Les comptes « vérifiés » seraient trompeurs
Il s’agit des comptes disposant d’un signe distinctif, une coche bleue. Il signalent les comptes abonnés payants à X. La CE considère que son utilisation est faite par X « d’une manière qui d’une manière qui ne correspond pas à la pratique du secteur et induit en erreur les utilisateurs. Étant donné que toute personne peut s’abonner pour obtenir un tel statut «vérifié», cela a une incidence négative sur la capacité des utilisateurs à prendre des décisions libres et éclairées concernant l’authenticité des comptes et le contenu avec lesquels ils interagissent.«
Ce grief peut laisser dubitatif sur sa pertinence. En effet, Elon Musk a changé la règle sur les comptes bleus assez rapidement après son arrivée à la tête de la plateforme, invoquant une attribution par Twitter sous forme d’évaluation de la « notoriété » des comptes, de façon totalement opaque. Elon Musk dénonçait alors un système injuste distinguant sur des critères nébuleux seuls connus de Twitter le signe distinctif, à vie, rappelant que d’une part la notoriété n’était pas gage de qualité des publications des comptes ainsi « certifiés », mais en plus créait une dichotomie malsaine et une injustice entre les citoyens lambda et des privilégiés adoubés par la plateforme. On évoquait cela en février 2023 dans ces colonnes avec le changement de paradigme vers l’abonnement de cette coche bleue et le « drama » généra sur la plateforme.
Toujours est-il que la « pratique du secteur », soit les usages courants ou anciens de telle ou telle plateforme n’a pas à être imposée par la Commission européenne, à moins de vouloir aller beaucoup plus loin que le DSA. L’argument au titre de ce DSA serait que les utilisateurs de X sont « induits en erreur », ce qui n’est pas le cas, les règles Twitter nouvelles étant été l’objet d’explications détaillées du pourquoi et du comment, et le règlement Twitter est explicite sur ce que sont ces coches bleues. En outre, les comptes qui s’abonnent sont bien vérifiés lors du process d’abonnement avec la fourniture obligatoire d’une copie de pièce d’identité.
X ne respecterait pas la transparence requise en matière de publicité
Ce grief repose sur l’absence de fourniture de « registre publicitaire fiable et consultable » par X. Allant plus loin, la CE considère que la plateforme « met en place des caractéristiques de conception et des barrières d’accès qui le rendent impropre à son objectif de transparence à l’égard des utilisateurs ». L’instance européenne reproche en outre à X de n’avoir en place aucune surveillance et gestion des risques émergents liés à la publicité en ligne.

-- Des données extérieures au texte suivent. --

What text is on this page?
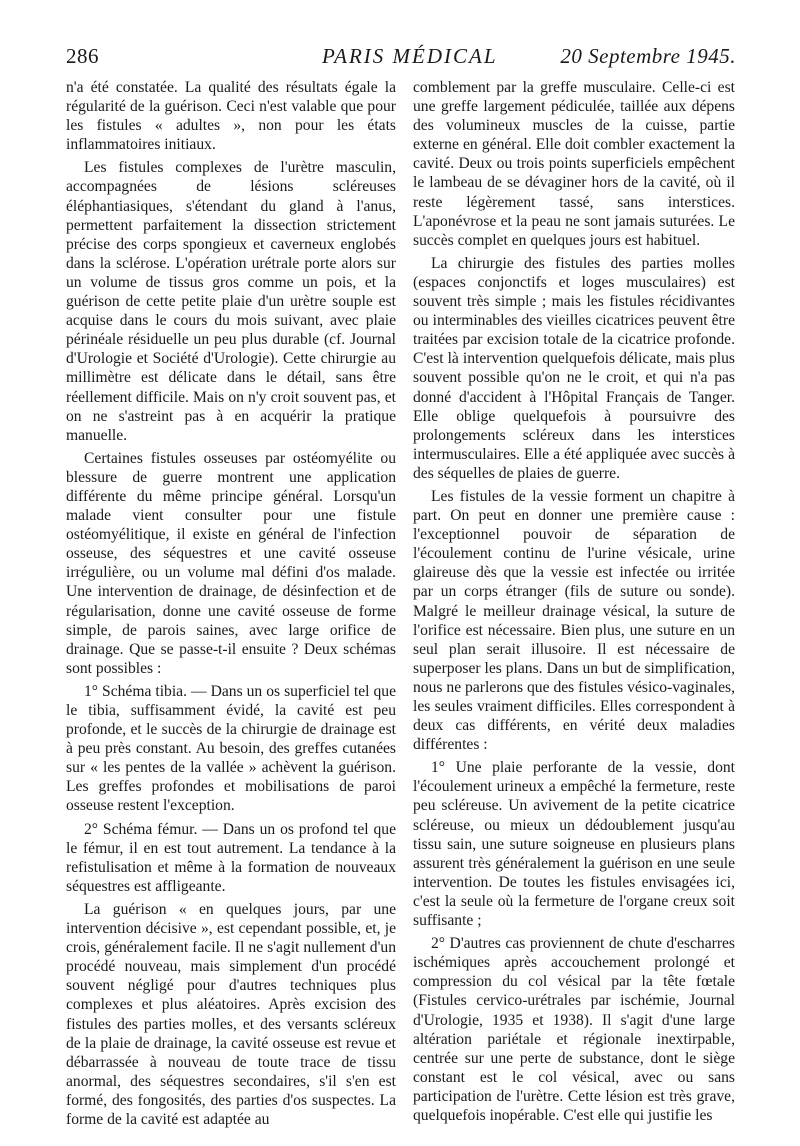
286	PARIS MÉDICAL	20 Septembre 1945.

n'a été constatée. La qualité des résultats égale la régularité de la guérison. Ceci n'est valable que pour les fistules « adultes », non pour les états inflammatoires initiaux.

Les fistules complexes de l'urètre masculin, accompagnées de lésions scléreuses éléphantiasiques, s'étendant du gland à l'anus, permettent parfaitement la dissection strictement précise des corps spongieux et caverneux englobés dans la sclérose. L'opération urétrale porte alors sur un volume de tissus gros comme un pois, et la guérison de cette petite plaie d'un urètre souple est acquise dans le cours du mois suivant, avec plaie périnéale résiduelle un peu plus durable (cf. Journal d'Urologie et Société d'Urologie). Cette chirurgie au millimètre est délicate dans le détail, sans être réellement difficile. Mais on n'y croit souvent pas, et on ne s'astreint pas à en acquérir la pratique manuelle.

Certaines fistules osseuses par ostéomyélite ou blessure de guerre montrent une application différente du même principe général. Lorsqu'un malade vient consulter pour une fistule ostéomyélitique, il existe en général de l'infection osseuse, des séquestres et une cavité osseuse irrégulière, ou un volume mal défini d'os malade. Une intervention de drainage, de désinfection et de régularisation, donne une cavité osseuse de forme simple, de parois saines, avec large orifice de drainage. Que se passe-t-il ensuite ? Deux schémas sont possibles :

1° Schéma tibia. — Dans un os superficiel tel que le tibia, suffisamment évidé, la cavité est peu profonde, et le succès de la chirurgie de drainage est à peu près constant. Au besoin, des greffes cutanées sur « les pentes de la vallée » achèvent la guérison. Les greffes profondes et mobilisations de paroi osseuse restent l'exception.

2° Schéma fémur. — Dans un os profond tel que le fémur, il en est tout autrement. La tendance à la refistulisation et même à la formation de nouveaux séquestres est affligeante.

La guérison « en quelques jours, par une intervention décisive », est cependant possible, et, je crois, généralement facile. Il ne s'agit nullement d'un procédé nouveau, mais simplement d'un procédé souvent négligé pour d'autres techniques plus complexes et plus aléatoires. Après excision des fistules des parties molles, et des versants scléreux de la plaie de drainage, la cavité osseuse est revue et débarrassée à nouveau de toute trace de tissu anormal, des séquestres secondaires, s'il s'en est formé, des fongosités, des parties d'os suspectes. La forme de la cavité est adaptée au

comblement par la greffe musculaire. Celle-ci est une greffe largement pédiculée, taillée aux dépens des volumineux muscles de la cuisse, partie externe en général. Elle doit combler exactement la cavité. Deux ou trois points superficiels empêchent le lambeau de se dévaginer hors de la cavité, où il reste légèrement tassé, sans interstices. L'aponévrose et la peau ne sont jamais suturées. Le succès complet en quelques jours est habituel.

La chirurgie des fistules des parties molles (espaces conjonctifs et loges musculaires) est souvent très simple ; mais les fistules récidivantes ou interminables des vieilles cicatrices peuvent être traitées par excision totale de la cicatrice profonde. C'est là intervention quelquefois délicate, mais plus souvent possible qu'on ne le croit, et qui n'a pas donné d'accident à l'Hôpital Français de Tanger. Elle oblige quelquefois à poursuivre des prolongements scléreux dans les interstices intermusculaires. Elle a été appliquée avec succès à des séquelles de plaies de guerre.

Les fistules de la vessie forment un chapitre à part. On peut en donner une première cause : l'exceptionnel pouvoir de séparation de l'écoulement continu de l'urine vésicale, urine glaireuse dès que la vessie est infectée ou irritée par un corps étranger (fils de suture ou sonde). Malgré le meilleur drainage vésical, la suture de l'orifice est nécessaire. Bien plus, une suture en un seul plan serait illusoire. Il est nécessaire de superposer les plans. Dans un but de simplification, nous ne parlerons que des fistules vésico-vaginales, les seules vraiment difficiles. Elles correspondent à deux cas différents, en vérité deux maladies différentes :

1° Une plaie perforante de la vessie, dont l'écoulement urineux a empêché la fermeture, reste peu scléreuse. Un avivement de la petite cicatrice scléreuse, ou mieux un dédoublement jusqu'au tissu sain, une suture soigneuse en plusieurs plans assurent très généralement la guérison en une seule intervention. De toutes les fistules envisagées ici, c'est la seule où la fermeture de l'organe creux soit suffisante ;

2° D'autres cas proviennent de chute d'escharres ischémiques après accouchement prolongé et compression du col vésical par la tête fœtale (Fistules cervico-urétrales par ischémie, Journal d'Urologie, 1935 et 1938). Il s'agit d'une large altération pariétale et régionale inextirpable, centrée sur une perte de substance, dont le siège constant est le col vésical, avec ou sans participation de l'urètre. Cette lésion est très grave, quelquefois inopérable. C'est elle qui justifie les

X bloquerait l’accès des chercheurs aux données publiques de la plateforme
« En particulier, X interdit aux chercheurs éligibles d’ accéder de manière indépendante à ses données publiques« , affirme la CE, et que le processus de la plateforme pour permettre l’accès à son interface de programmation d’applications (API) est dissuasif pour les chercheurs, sauf à devoir payer « des honoraires disproportionnés« .
Commentaires de Thierry Breton et réaction d’Elon Musk
Suite au communiqué de la CE, Thierry Breton est allé plus loin avec une publication Twitter, affirmant : « À l’époque, les #BlueChecks (NDLR : comptes certifiées à coche bleue) étaient synonymes de sources d’information dignes de confiance.

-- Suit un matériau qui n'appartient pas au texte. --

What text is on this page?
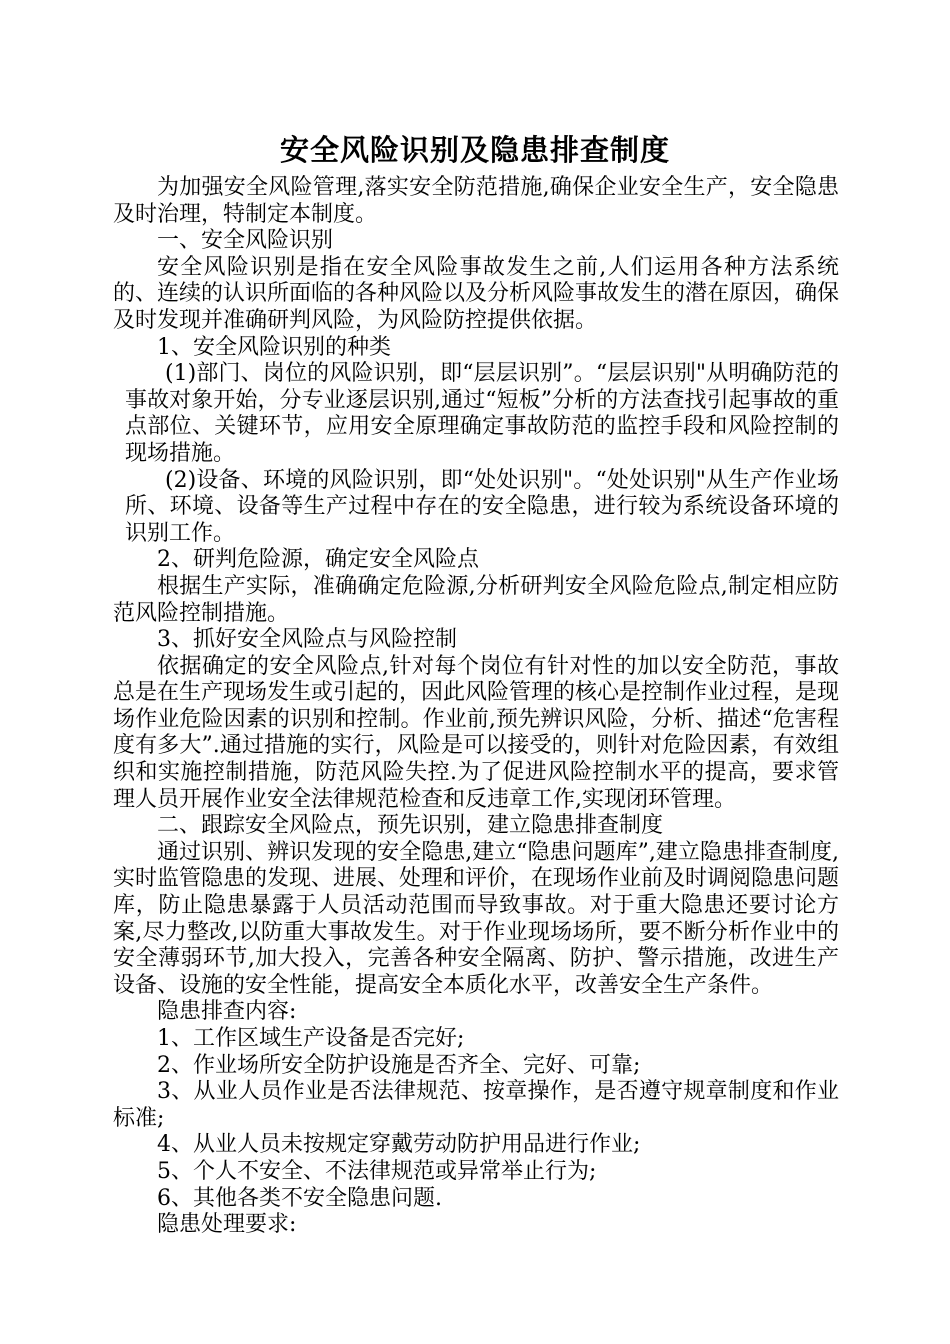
安全风险识别及隐患排查制度

为加强安全风险管理,落实安全防范措施,确保企业安全生产，安全隐患及时治理，特制定本制度。

一、安全风险识别

安全风险识别是指在安全风险事故发生之前,人们运用各种方法系统的、连续的认识所面临的各种风险以及分析风险事故发生的潜在原因，确保及时发现并准确研判风险，为风险防控提供依据。

1、安全风险识别的种类

(1)部门、岗位的风险识别，即“层层识别”。“层层识别"从明确防范的事故对象开始，分专业逐层识别,通过“短板”分析的方法查找引起事故的重点部位、关键环节，应用安全原理确定事故防范的监控手段和风险控制的现场措施。

(2)设备、环境的风险识别，即“处处识别"。“处处识别"从生产作业场所、环境、设备等生产过程中存在的安全隐患，进行较为系统设备环境的识别工作。

2、研判危险源，确定安全风险点

根据生产实际，准确确定危险源,分析研判安全风险危险点,制定相应防范风险控制措施。

3、抓好安全风险点与风险控制

依据确定的安全风险点,针对每个岗位有针对性的加以安全防范，事故总是在生产现场发生或引起的，因此风险管理的核心是控制作业过程，是现场作业危险因素的识别和控制。作业前,预先辨识风险，分析、描述“危害程度有多大”.通过措施的实行，风险是可以接受的，则针对危险因素，有效组织和实施控制措施，防范风险失控.为了促进风险控制水平的提高，要求管理人员开展作业安全法律规范检查和反违章工作,实现闭环管理。

二、跟踪安全风险点，预先识别，建立隐患排查制度

通过识别、辨识发现的安全隐患,建立“隐患问题库”,建立隐患排查制度,实时监管隐患的发现、进展、处理和评价，在现场作业前及时调阅隐患问题库，防止隐患暴露于人员活动范围而导致事故。对于重大隐患还要讨论方案,尽力整改,以防重大事故发生。对于作业现场场所，要不断分析作业中的安全薄弱环节,加大投入，完善各种安全隔离、防护、警示措施，改进生产设备、设施的安全性能，提高安全本质化水平，改善安全生产条件。

隐患排查内容:

1、工作区域生产设备是否完好;

2、作业场所安全防护设施是否齐全、完好、可靠;

3、从业人员作业是否法律规范、按章操作，是否遵守规章制度和作业标准;

4、从业人员未按规定穿戴劳动防护用品进行作业;

5、个人不安全、不法律规范或异常举止行为;

6、其他各类不安全隐患问题.

隐患处理要求:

Ce post va au-delà du communiqué, qui s’en tient à un soi-disant caractère déceptif et trompeur de la coche bleue des comptes abonnés. Car de fait, avoir de la « notoriété » n’est pas synonyme de véracité ou de source de confiance, et fort heureusement, sauf à sombrer dans le populisme.
La réaction ironique d’Elon Musk à ce post ne se fait pas attendre : « Comment savoir si vous êtes réel ? «
Elon Musk a également déclaré sur X : « Nous attendons avec impatience une bataille publique devant les tribunaux, afin que les citoyens européens puissent connaître la vérité »;
Pour aller plus loin, Elon Musk a confirmé une information d’une source d’information américaine révélant que « la Commission européenne voulait que X engage une équipe de personnes dans l’UE qui superviserait unilatéralement la suppression des « fausses informations » sur la plateforme, nous a dit une source ayant connaissance du dossier« .
Prochaines étapes
La Commission européenne rappelle qu’il s’agit ici des conclusions de son enquête préliminaire, et que c’est désormais à X de se défendre des griefs portés à son encontre, avec une réponse écrite. Elle précise qu’en cas de confirmation de son avis, , X s’expose à des amendes pouvant aller « jusqu’à 6 % de son chiffre d’affaires annuel mondial total » et devra prendre des mesures de remédiation.